I remember when the Tax Cuts and Jobs Act (TCJA) passed. One of the notable features of TCJA that made me a happy camper was a lower income tax level for nearly everyone. I remember that first paycheck with the lower income tax rates. It was the equivalent of getting a four-percent raise at work. As I pointed out in my analysis of the TCJA in early 2018, one of the features I disliked about TCJA is that the income tax cuts were not permanent. Unless Congress takes action, the income tax rates will revert back to pre-TCJA rates after 2025. It is more than the distorting effects of higher income taxes or the fact that an estimated 62 percent of Americans (myself included) will see their income taxes increase after 2025. 

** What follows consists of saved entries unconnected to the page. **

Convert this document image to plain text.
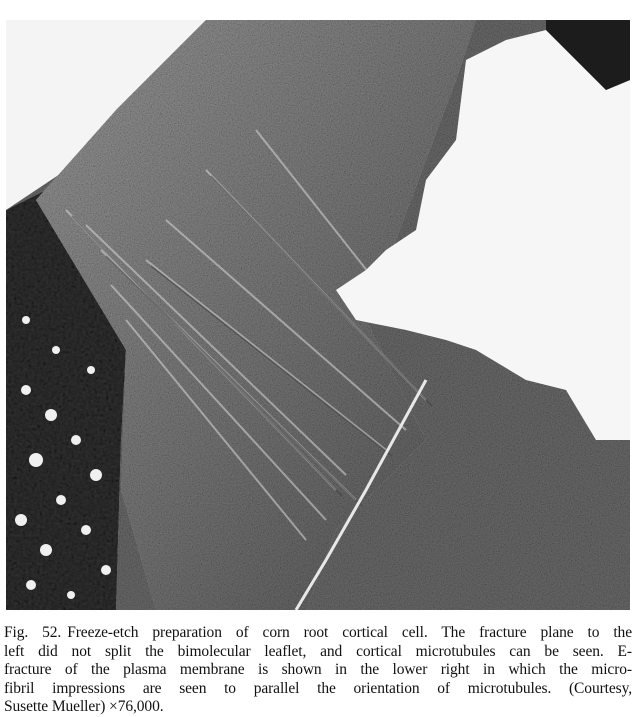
Fig. 52. Freeze-etch preparation of corn root cortical cell. The fracture plane to the
left did not split the bimolecular leaflet, and cortical microtubules can be seen. E-
fracture of the plasma membrane is shown in the lower right in which the micro-
fibril impressions are seen to parallel the orientation of microtubules. (Courtesy,
Susette Mueller) ×76,000.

As I brought up in 2013, income taxes, like all taxes, are in some way distortive. Taxes have two main functions: to collect government revenue and to disincentivize behavior. In the case of income tax, it creates a disincentive to work. Granted, the size of that disincentive depends on one's circumstances and thresholds for paying the tax. Nevertheless, a disincentive exists. As the Right-leaning Tax Foundation brings up in its recent analysis, keeping the income taxes lower means "boosting incentives for workers and leading to more total hours worked and more output." Although it would mean $3.6 trillion less in government revenue, it would also mean a GDP boost of 0.6 percent and 800,000 more FTE jobs over the next decade. 

It is more about the tradeoff between higher economic growth versus lower government revenue. Let us assume that the tax cuts expire, much like the Congressional Budget Office (CBO) does in its Update to the Budget and Economic Outlook from last month. Even with the revenue generated from the pre-TCJA income tax rates, the U.S. government is still nowhere near what it would need to close the gap between expenditures and revenue. 



Why is the gap between expenditures and revenue such a problem? The CBO also answers that question. Hint: it is not because the rich are not paying their "fair share" in taxes, whatever that means. If you go to the spreadsheet for the report, specifically for Table 3-1, you will see that the answer is that the increase in debt is driven by ballooning government spending. 


This is hardly a new theme here on the blog Libertarian Jew. I illustrated this point using CBO reporting as early as 2013. When the credit rating firm Fitch downgraded the United States' credit rating again in 2023, I sounded the alarm about the U.S. needing to get its government spending under control. I did so once more only this past March

The national debt is not as urgent as the Big Bad Wolf knocking on the door of the Three Little Pigs and threatening to eat them. It is more like termites eating away at your house. It does not do harm if you do not take care of it this very second. However, if you let those termites continue eating away at the foundation, the house will crumble over time. The house here is the U.S. economy. 

Talking about the economy is not some abstract concept. It affects the purchasing power of everyday citizens. As I brought up in December 2020, not addressing debt will make it harder to save, retire comfortably, and enjoy a high quality of life. The projections in the CBO reporting get progressively more dire with the passage of time because we have not hired the metaphorical exterminator to get rid of the excess government spending. Until we do, the CBO projections are only going to get uglier over time.